Cerebral blood flow during lumbar artificial CSF infusion in rabbits (n=27 mean ± SE). (a) Global (as assessed by basilar artery Fv) and cortical (as assessed by LDF) CBF are normalised to baseline CBF and then expressed relative to changes in ICP produced by the lumbar CSF infusion. LDF appears most sensitive to increases in ICP, followed by diastolic flow velocity and then systolic flow velocity. When CBF is plotted against changes in CPP. (b) Again, cortical LDF appears most sensitive to decreases in CPP, followed by diastolic flow velocity and then systolic flow velocity. CBF: cerebral blood flow; Fv: flow velocity; Fvs: systolic flow velocity in the basilar artery; Fvd: diastolic flow velocity in basilar artery; LDF: laser Doppler flowmetry

Figure 5.

Cerebral haemodynamic response to increasing ICP (n=27 mean ± SE). In this study, group averaged global Fv was well maintained until an ICP 55 mm Hg above baseline (top panel). This maintained Fv was achieved by both a decrease in wall tension and an increase in ABP (panels 2 and 3).

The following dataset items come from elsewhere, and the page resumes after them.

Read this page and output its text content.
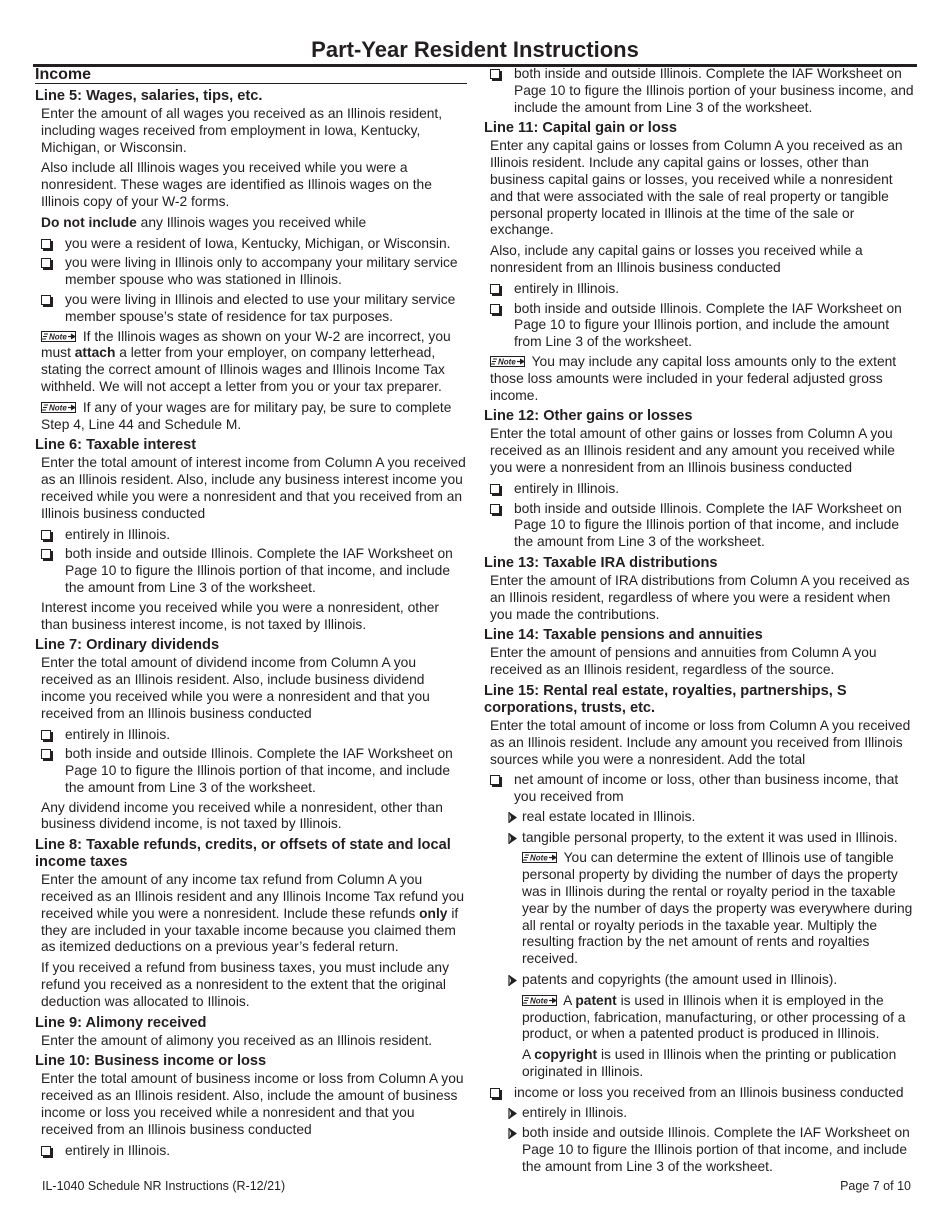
Part-Year Resident Instructions
Income
Line 5: Wages, salaries, tips, etc.

Enter the amount of all wages you received as an Illinois resident, including wages received from employment in Iowa, Kentucky, Michigan, or Wisconsin.

Also include all Illinois wages you received while you were a nonresident. These wages are identified as Illinois wages on the Illinois copy of your W-2 forms.

Do not include any Illinois wages you received while

you were a resident of Iowa, Kentucky, Michigan, or Wisconsin.
you were living in Illinois only to accompany your military service member spouse who was stationed in Illinois.
you were living in Illinois and elected to use your military service member spouse’s state of residence for tax purposes.

If the Illinois wages as shown on your W-2 are incorrect, you must attach a letter from your employer, on company letterhead, stating the correct amount of Illinois wages and Illinois Income Tax withheld. We will not accept a letter from you or your tax preparer.

If any of your wages are for military pay, be sure to complete Step 4, Line 44 and Schedule M.

Line 6: Taxable interest

Enter the total amount of interest income from Column A you received as an Illinois resident. Also, include any business interest income you received while you were a nonresident and that you received from an Illinois business conducted

entirely in Illinois.
both inside and outside Illinois. Complete the IAF Worksheet on Page 10 to figure the Illinois portion of that income, and include the amount from Line 3 of the worksheet.

Interest income you received while you were a nonresident, other than business interest income, is not taxed by Illinois.

Line 7: Ordinary dividends

Enter the total amount of dividend income from Column A you received as an Illinois resident. Also, include business dividend income you received while you were a nonresident and that you received from an Illinois business conducted

entirely in Illinois.
both inside and outside Illinois. Complete the IAF Worksheet on Page 10 to figure the Illinois portion of that income, and include the amount from Line 3 of the worksheet.

Any dividend income you received while a nonresident, other than business dividend income, is not taxed by Illinois.

Line 8: Taxable refunds, credits, or offsets of state and local income taxes

Enter the amount of any income tax refund from Column A you received as an Illinois resident and any Illinois Income Tax refund you received while you were a nonresident. Include these refunds only if they are included in your taxable income because you claimed them as itemized deductions on a previous year’s federal return.

If you received a refund from business taxes, you must include any refund you received as a nonresident to the extent that the original deduction was allocated to Illinois.

Line 9: Alimony received

Enter the amount of alimony you received as an Illinois resident.

Line 10: Business income or loss

Enter the total amount of business income or loss from Column A you received as an Illinois resident. Also, include the amount of business income or loss you received while a nonresident and that you received from an Illinois business conducted

entirely in Illinois.
both inside and outside Illinois. Complete the IAF Worksheet on Page 10 to figure the Illinois portion of your business income, and include the amount from Line 3 of the worksheet.
Line 11: Capital gain or loss

Enter any capital gains or losses from Column A you received as an Illinois resident. Include any capital gains or losses, other than business capital gains or losses, you received while a nonresident and that were associated with the sale of real property or tangible personal property located in Illinois at the time of the sale or exchange.

Also, include any capital gains or losses you received while a nonresident from an Illinois business conducted

entirely in Illinois.
both inside and outside Illinois. Complete the IAF Worksheet on Page 10 to figure your Illinois portion, and include the amount from Line 3 of the worksheet.

You may include any capital loss amounts only to the extent those loss amounts were included in your federal adjusted gross income.

Line 12: Other gains or losses

Enter the total amount of other gains or losses from Column A you received as an Illinois resident and any amount you received while you were a nonresident from an Illinois business conducted

entirely in Illinois.
both inside and outside Illinois. Complete the IAF Worksheet on Page 10 to figure the Illinois portion of that income, and include the amount from Line 3 of the worksheet.
Line 13: Taxable IRA distributions

Enter the amount of IRA distributions from Column A you received as an Illinois resident, regardless of where you were a resident when you made the contributions.

Line 14: Taxable pensions and annuities

Enter the amount of pensions and annuities from Column A you received as an Illinois resident, regardless of the source.

Line 15: Rental real estate, royalties, partnerships, S corporations, trusts, etc.

Enter the total amount of income or loss from Column A you received as an Illinois resident. Include any amount you received from Illinois sources while you were a nonresident. Add the total

net amount of income or loss, other than business income, that you received from
real estate located in Illinois.
tangible personal property, to the extent it was used in Illinois.

You can determine the extent of Illinois use of tangible personal property by dividing the number of days the property was in Illinois during the rental or royalty period in the taxable year by the number of days the property was everywhere during all rental or royalty periods in the taxable year. Multiply the resulting fraction by the net amount of rents and royalties received.

patents and copyrights (the amount used in Illinois).

A patent is used in Illinois when it is employed in the production, fabrication, manufacturing, or other processing of a product, or when a patented product is produced in Illinois.

A copyright is used in Illinois when the printing or publication originated in Illinois.

income or loss you received from an Illinois business conducted
entirely in Illinois.
both inside and outside Illinois. Complete the IAF Worksheet on Page 10 to figure the Illinois portion of that income, and include the amount from Line 3 of the worksheet.
IL-1040 Schedule NR Instructions (R-12/21)	Page 7 of 10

HR did not show major changes until relatively large increases in ICP (60–75 mm Hg above baseline; panel 4). As a consequence of the vasopressor response, CPP was relatively buffered especially during relatively large increases in ICP. From baseline ICP to ICP increases of 15–20 mm Hg, CPP decreased from a mean of 78 to 58 mm Hg, whereas from ICP increases of 25 to 30 mm Hg to ICP increases of 35–40 mm Hg CPP only decreased from 54 to 45 mm Hg.